Hence my moment of panic.
Inspired by the book, she wanted to declutter her digital life.
Refocus her attention on what truly matters.
Having real conversations. To intentionally choose whom she engages with.
I am happy she chose me.
However, what would have happened to us without mobile phones and WhatsApp during these busy years with work and family life abroad?
Allowing us to exchange messages in the blink of an eye. Sharing pictures of precious moments. And funny things knowing that no one else would laugh as much.
She might not have phoned if we hadn’t had that to stay connected no matter what.

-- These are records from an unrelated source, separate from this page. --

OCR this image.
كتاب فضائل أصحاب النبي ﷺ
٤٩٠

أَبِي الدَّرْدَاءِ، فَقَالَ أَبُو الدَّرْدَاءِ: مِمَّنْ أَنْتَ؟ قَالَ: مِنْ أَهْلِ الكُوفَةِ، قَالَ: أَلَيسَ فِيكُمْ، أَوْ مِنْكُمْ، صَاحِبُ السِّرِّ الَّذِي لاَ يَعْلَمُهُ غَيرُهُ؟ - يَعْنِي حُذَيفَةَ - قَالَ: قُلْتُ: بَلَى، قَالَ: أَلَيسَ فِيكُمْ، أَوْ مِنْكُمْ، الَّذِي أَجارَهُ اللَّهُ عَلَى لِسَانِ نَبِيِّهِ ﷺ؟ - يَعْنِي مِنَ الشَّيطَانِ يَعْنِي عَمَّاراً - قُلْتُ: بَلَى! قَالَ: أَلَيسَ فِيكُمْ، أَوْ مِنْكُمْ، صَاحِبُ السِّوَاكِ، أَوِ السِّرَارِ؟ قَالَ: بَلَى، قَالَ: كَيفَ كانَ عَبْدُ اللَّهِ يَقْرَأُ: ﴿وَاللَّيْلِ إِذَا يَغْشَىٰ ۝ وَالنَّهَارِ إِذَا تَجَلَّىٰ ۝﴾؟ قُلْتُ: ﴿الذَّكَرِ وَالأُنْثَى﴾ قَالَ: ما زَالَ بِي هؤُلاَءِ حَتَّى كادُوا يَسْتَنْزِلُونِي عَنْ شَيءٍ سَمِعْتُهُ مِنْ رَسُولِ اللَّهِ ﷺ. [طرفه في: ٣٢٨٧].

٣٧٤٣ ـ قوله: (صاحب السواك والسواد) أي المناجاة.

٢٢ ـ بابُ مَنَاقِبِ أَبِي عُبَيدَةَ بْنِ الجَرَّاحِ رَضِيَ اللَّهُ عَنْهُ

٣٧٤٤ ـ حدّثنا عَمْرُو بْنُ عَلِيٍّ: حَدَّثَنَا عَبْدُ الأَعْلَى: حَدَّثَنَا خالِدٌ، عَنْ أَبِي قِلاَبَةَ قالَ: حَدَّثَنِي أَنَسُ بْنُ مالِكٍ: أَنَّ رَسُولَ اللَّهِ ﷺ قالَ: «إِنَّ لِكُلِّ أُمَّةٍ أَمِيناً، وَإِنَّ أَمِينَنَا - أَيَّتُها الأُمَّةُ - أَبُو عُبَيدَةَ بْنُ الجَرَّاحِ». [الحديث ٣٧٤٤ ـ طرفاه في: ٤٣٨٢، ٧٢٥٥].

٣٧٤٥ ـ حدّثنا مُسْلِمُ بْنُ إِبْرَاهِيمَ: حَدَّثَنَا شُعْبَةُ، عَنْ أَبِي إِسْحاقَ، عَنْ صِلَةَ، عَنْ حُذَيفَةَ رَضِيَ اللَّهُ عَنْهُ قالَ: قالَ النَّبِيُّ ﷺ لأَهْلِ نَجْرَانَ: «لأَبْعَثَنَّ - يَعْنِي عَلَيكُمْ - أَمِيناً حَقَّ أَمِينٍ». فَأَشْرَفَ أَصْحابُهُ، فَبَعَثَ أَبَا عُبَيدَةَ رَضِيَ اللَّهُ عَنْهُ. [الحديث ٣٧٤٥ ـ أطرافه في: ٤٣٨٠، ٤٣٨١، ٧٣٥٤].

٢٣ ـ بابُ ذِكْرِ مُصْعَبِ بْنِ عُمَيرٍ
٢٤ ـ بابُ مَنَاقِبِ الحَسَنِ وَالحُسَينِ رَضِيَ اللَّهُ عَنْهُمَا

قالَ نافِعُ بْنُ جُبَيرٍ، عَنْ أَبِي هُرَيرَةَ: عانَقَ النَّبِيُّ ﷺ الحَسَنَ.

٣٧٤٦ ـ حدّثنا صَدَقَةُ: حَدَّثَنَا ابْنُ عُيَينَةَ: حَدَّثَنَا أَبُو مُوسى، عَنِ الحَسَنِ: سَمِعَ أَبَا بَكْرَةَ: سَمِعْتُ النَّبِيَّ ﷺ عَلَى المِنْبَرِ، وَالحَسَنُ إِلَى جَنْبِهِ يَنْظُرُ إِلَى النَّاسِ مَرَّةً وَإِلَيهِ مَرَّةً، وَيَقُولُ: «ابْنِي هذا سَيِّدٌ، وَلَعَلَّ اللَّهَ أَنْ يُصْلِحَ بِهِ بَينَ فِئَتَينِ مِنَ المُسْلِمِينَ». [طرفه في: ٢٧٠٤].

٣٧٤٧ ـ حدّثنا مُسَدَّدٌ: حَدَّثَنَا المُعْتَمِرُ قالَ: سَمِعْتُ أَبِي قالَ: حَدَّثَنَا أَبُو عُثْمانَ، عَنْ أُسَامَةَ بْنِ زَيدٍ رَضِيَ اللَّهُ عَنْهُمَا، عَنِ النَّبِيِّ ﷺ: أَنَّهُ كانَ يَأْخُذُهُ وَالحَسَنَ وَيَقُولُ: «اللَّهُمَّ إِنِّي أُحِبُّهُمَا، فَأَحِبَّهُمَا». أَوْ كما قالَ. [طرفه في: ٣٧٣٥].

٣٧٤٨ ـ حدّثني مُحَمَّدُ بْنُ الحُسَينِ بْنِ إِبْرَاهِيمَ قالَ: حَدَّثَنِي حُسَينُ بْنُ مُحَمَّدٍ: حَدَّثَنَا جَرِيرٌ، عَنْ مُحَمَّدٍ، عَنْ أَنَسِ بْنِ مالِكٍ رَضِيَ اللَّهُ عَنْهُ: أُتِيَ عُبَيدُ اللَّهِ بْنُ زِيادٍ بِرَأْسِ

When we left uni and started living in many different countries, we wrote each other letters. By hand. Then really long emails. That feels like a lifetime ago.
We couldn’t keep that up. Times have changed.
So yes, ‘Digital Minimalism’ by Cal Newport is a book I would recommend.
Even more in 2023, when we were all hit by a new wave of AI tools, consuming more of our time, attention and authenticity on top of social media.
But I am also grateful to have all the big and small opportunities tech provides us with.
My friend and I might try the odd Zoom call next.
A balanced choice is something I stand for, in my private life and when creating client websites
The meaningful use of WhatsApp has helped me to keep a valuable friendship alive. Something that Newport’s book is also about.
How do you align your Work-Life-Tech-Balance?